New research published in the International Journal of Radiation Oncology, Biology & Physics describes a new method for delivering radiation therapy. The method modifies a standard linear accelerator (LINAC) that is typically used for radiation treatment, adjusting it to instead deliver a FLASH ultra-high-dose rate radiation therapy beam. The FLASH beam delivers 3,000 times the dose rate of conventional radiation therapy in a fraction of the time.

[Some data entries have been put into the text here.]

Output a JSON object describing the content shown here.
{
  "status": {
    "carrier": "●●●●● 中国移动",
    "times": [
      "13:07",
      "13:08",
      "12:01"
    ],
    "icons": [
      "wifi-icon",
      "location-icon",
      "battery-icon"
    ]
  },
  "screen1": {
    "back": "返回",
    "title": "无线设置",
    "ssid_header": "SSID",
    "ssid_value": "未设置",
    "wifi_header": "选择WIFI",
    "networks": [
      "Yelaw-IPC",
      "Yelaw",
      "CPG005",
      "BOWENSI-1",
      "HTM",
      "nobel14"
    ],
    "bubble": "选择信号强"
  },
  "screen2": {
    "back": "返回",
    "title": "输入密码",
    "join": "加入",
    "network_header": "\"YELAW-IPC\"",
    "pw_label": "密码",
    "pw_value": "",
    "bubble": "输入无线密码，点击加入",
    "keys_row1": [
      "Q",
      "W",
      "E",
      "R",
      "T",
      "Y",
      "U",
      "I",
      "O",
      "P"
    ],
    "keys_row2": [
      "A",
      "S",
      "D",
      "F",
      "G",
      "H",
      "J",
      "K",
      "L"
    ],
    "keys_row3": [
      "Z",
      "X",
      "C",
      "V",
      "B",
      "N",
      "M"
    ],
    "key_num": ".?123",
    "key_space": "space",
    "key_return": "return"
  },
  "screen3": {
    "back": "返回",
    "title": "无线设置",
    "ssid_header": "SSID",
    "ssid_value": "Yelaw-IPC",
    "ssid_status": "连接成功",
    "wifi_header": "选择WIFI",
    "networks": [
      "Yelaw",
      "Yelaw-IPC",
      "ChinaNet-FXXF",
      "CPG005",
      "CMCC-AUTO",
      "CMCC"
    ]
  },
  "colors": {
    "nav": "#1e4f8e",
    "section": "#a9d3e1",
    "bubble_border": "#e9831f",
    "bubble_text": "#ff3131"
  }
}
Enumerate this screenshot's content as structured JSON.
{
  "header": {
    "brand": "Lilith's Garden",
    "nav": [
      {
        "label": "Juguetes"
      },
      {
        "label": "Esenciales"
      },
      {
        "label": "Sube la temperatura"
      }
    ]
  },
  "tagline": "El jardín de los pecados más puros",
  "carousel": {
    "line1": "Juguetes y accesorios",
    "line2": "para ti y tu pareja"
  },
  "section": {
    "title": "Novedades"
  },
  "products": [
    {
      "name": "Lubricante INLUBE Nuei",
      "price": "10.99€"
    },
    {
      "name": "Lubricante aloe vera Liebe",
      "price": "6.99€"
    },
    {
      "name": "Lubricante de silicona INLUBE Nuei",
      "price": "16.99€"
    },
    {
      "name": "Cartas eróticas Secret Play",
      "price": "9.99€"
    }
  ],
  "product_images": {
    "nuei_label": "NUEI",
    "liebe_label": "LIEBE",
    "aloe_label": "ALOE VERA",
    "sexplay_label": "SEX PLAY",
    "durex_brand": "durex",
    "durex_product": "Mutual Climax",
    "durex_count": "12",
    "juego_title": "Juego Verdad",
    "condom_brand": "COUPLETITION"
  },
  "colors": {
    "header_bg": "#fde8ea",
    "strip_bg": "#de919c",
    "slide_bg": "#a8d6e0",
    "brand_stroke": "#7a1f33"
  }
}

The study, titled "Electron FLASH Delivery at Treatment Room Isocenter for Efficient Reversible Conversion of a Clinical LINAC," was conducted by an interdisciplinary team of Dartmouth researchers from Radiation Oncology at Dartmouth-Hitchcock's Norris Cotton Cancer Center and Dartmouth Engineering, as well as Dartmouth-Hitchcock's Department of Surge.
"This is the first such beam in New England and on the east coast, and we believe it is the first reversible FLASH beam on a clinically used LINAC where the beam can be used in the conventional geometry with patients on the treatment couch," says co-author Brian Pogue, PhD, who is Co-Director of NCCC's Translational Engineering in Cancer Research Program.
"These high dose rates have been shown to protect normal tissues from excess damage while still having the same treatment effect on tumor tissues, and may be critically important for limiting radiation damage in patients receiving radiation therapy," Pogue adds.
The team began pre-clinical testing with a prototype of the modified LINAC last summer and is currently in the experimental testing stages with animal tumors in clinical veterinary therapies. The information gathered from these trials will provide crucial data regarding the potential FLASH holds for avoiding damage to healthy tissue. If all goes as planned, the team hopes to introduce the first human safety trial with FLASH radiotherapy at Dartmouth-Hitchcock.